You are viewing a plain text version of this content. The canonical link for it is here.

Posted to solr-user@lucene.apache.org by Siddhartha Singh Sandhu <sa...@gmail.com> on 2015/09/25 18:58:24 UTC

Using a plugin to filter in schema.xml

Hi,

I wanted to use the twitter-text libraries github implementation to filter
the tokens(hashtags) in my text. I know I can use the Pattern Matching
tokenizer also, but would trust twitter's library more then my own regex to
do the job for me. I wanted to use it in unison with
the solr.WhitespaceTokenizerFactory to get the tokens.

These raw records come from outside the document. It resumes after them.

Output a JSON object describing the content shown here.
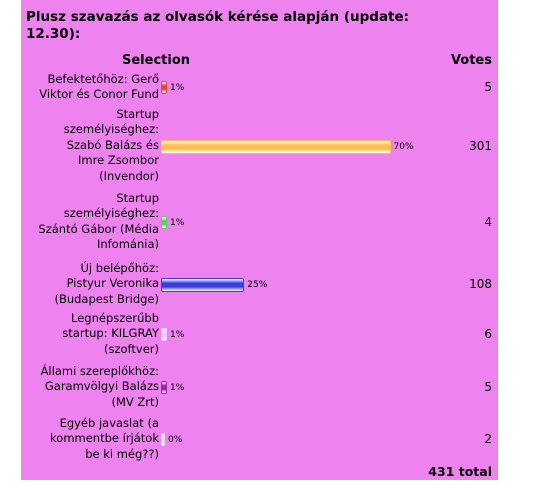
{
  "poll": {
    "title_line1": "Plusz szavazás az olvasók kérése alapján (update:",
    "title_line2": "12.30):",
    "header_selection": "Selection",
    "header_votes": "Votes",
    "total": "431 total",
    "options": [
      {
        "label_lines": [
          "Befektetőhöz: Gerő",
          "Viktor és Conor Fund"
        ],
        "percent_text": "1%",
        "percent": 1,
        "votes": "5",
        "color": "#e0463a"
      },
      {
        "label_lines": [
          "Startup",
          "személyiséghez:",
          "Szabó Balázs és",
          "Imre Zsombor",
          "(Invendor)"
        ],
        "percent_text": "70%",
        "percent": 70,
        "votes": "301",
        "color": "#ffbe4d"
      },
      {
        "label_lines": [
          "Startup",
          "személyiséghez:",
          "Szántó Gábor (Média",
          "Infománia)"
        ],
        "percent_text": "1%",
        "percent": 1,
        "votes": "4",
        "color": "#5fc85f"
      },
      {
        "label_lines": [
          "Új belépőhöz:",
          "Pistyur Veronika",
          "(Budapest Bridge)"
        ],
        "percent_text": "25%",
        "percent": 25,
        "votes": "108",
        "color": "#3b3bde"
      },
      {
        "label_lines": [
          "Legnépszerűbb",
          "startup: KILGRAY",
          "(szoftver)"
        ],
        "percent_text": "1%",
        "percent": 1,
        "votes": "6",
        "color": "#f6c8f6"
      },
      {
        "label_lines": [
          "Állami szereplőkhöz:",
          "Garamvölgyi Balázs",
          "(MV Zrt)"
        ],
        "percent_text": "1%",
        "percent": 1,
        "votes": "5",
        "color": "#9b1fae"
      },
      {
        "label_lines": [
          "Egyéb javaslat (a",
          "kommentbe írjátok",
          "be ki még??)"
        ],
        "percent_text": "0%",
        "percent": 0,
        "votes": "2",
        "color": "#dddddd"
      }
    ]
  }
}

Need help in understanding on how can I do that. Do I have to refactor the
twitter Java library to "extends TokenFilterFactory" or can I use it the
way it is.

Regards,

Sid.

Re: Using a plugin to filter in schema.xml

Posted by Siddhartha Singh Sandhu <sa...@gmail.com>.

I need a go to for writing the custom tokenizer. any suggestions?

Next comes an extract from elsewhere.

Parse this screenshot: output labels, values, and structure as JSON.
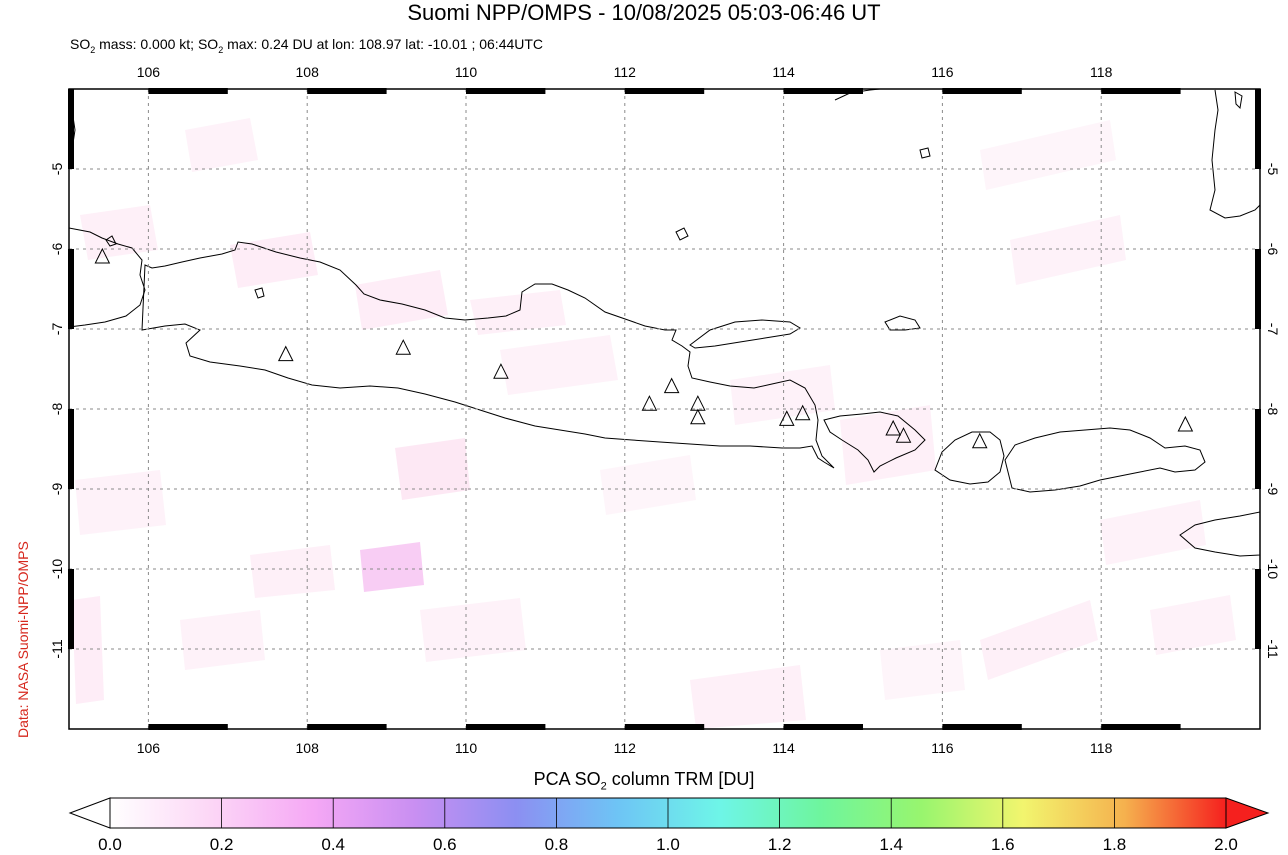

On Fri, Sep 25, 2015 at 2:36 PM, Siddhartha Singh Sandhu <
sandhusolr@gmail.com> wrote:

> For sure.
>
> On Fri, Sep 25, 2015 at 1:13 PM, Alexandre Rafalovitch <arafalov@gmail.com
> > wrote:
>
>> I think (I lost the library link) you would need to build a bridge by
>> doing a custom Analyzer or Tokenizer and then using the library under
>> the covers. Would be a nice contribution to open-source if you managed
>> to achieve that.
>>
>> Regards,
>>    Alex.
>> ----
>> Solr Analyzers, Tokenizers, Filters, URPs and even a newsletter:
>> http://www.solr-start.com/
>>
>>
>> On 25 September 2015 at 12:58, Siddhartha Singh Sandhu
>> <sa...@gmail.com> wrote:
>> > Hi,
>> >
>> > I wanted to use the twitter-text libraries github implementation to
>> filter
>> > the tokens(hashtags) in my text. I know I can use the Pattern Matching
>> > tokenizer also, but would trust twitter's library more then my own
>> regex to
>> > do the job for me. I wanted to use it in unison with
>> > the solr.WhitespaceTokenizerFactory to get the tokens.
>> >
>> > Need help in understanding on how can I do that. Do I have to refactor
>> the
>> > twitter Java library to "extends TokenFilterFactory" or can I use it the
>> > way it is.
>> >
>> > Regards,
>> >
>> > Sid.
>>
>
>

Re: Using a plugin to filter in schema.xml

Posted by Siddhartha Singh Sandhu <sa...@gmail.com>.

For sure.

On Fri, Sep 25, 2015 at 1:13 PM, Alexandre Rafalovitch <ar...@gmail.com>
wrote:

> I think (I lost the library link) you would need to build a bridge by
> doing a custom Analyzer or Tokenizer and then using the library under
> the covers. Would be a nice contribution to open-source if you managed
> to achieve that.
>
> Regards,
>    Alex.
> ----
> Solr Analyzers, Tokenizers, Filters, URPs and even a newsletter:
> http://www.solr-start.com/
>
>
> On 25 September 2015 at 12:58, Siddhartha Singh Sandhu
> <sa...@gmail.com> wrote:
> > Hi,
> >
> > I wanted to use the twitter-text libraries github implementation to
> filter
> > the tokens(hashtags) in my text. I know I can use the Pattern Matching
> > tokenizer also, but would trust twitter's library more then my own regex
> to
> > do the job for me. I wanted to use it in unison with
> > the solr.WhitespaceTokenizerFactory to get the tokens.
> >
> > Need help in understanding on how can I do that. Do I have to refactor
> the
> > twitter Java library to "extends TokenFilterFactory" or can I use it the
> > way it is.
> >
> > Regards,
> >
> > Sid.
>

Re: Using a plugin to filter in schema.xml

Posted by Alexandre Rafalovitch <ar...@gmail.com>.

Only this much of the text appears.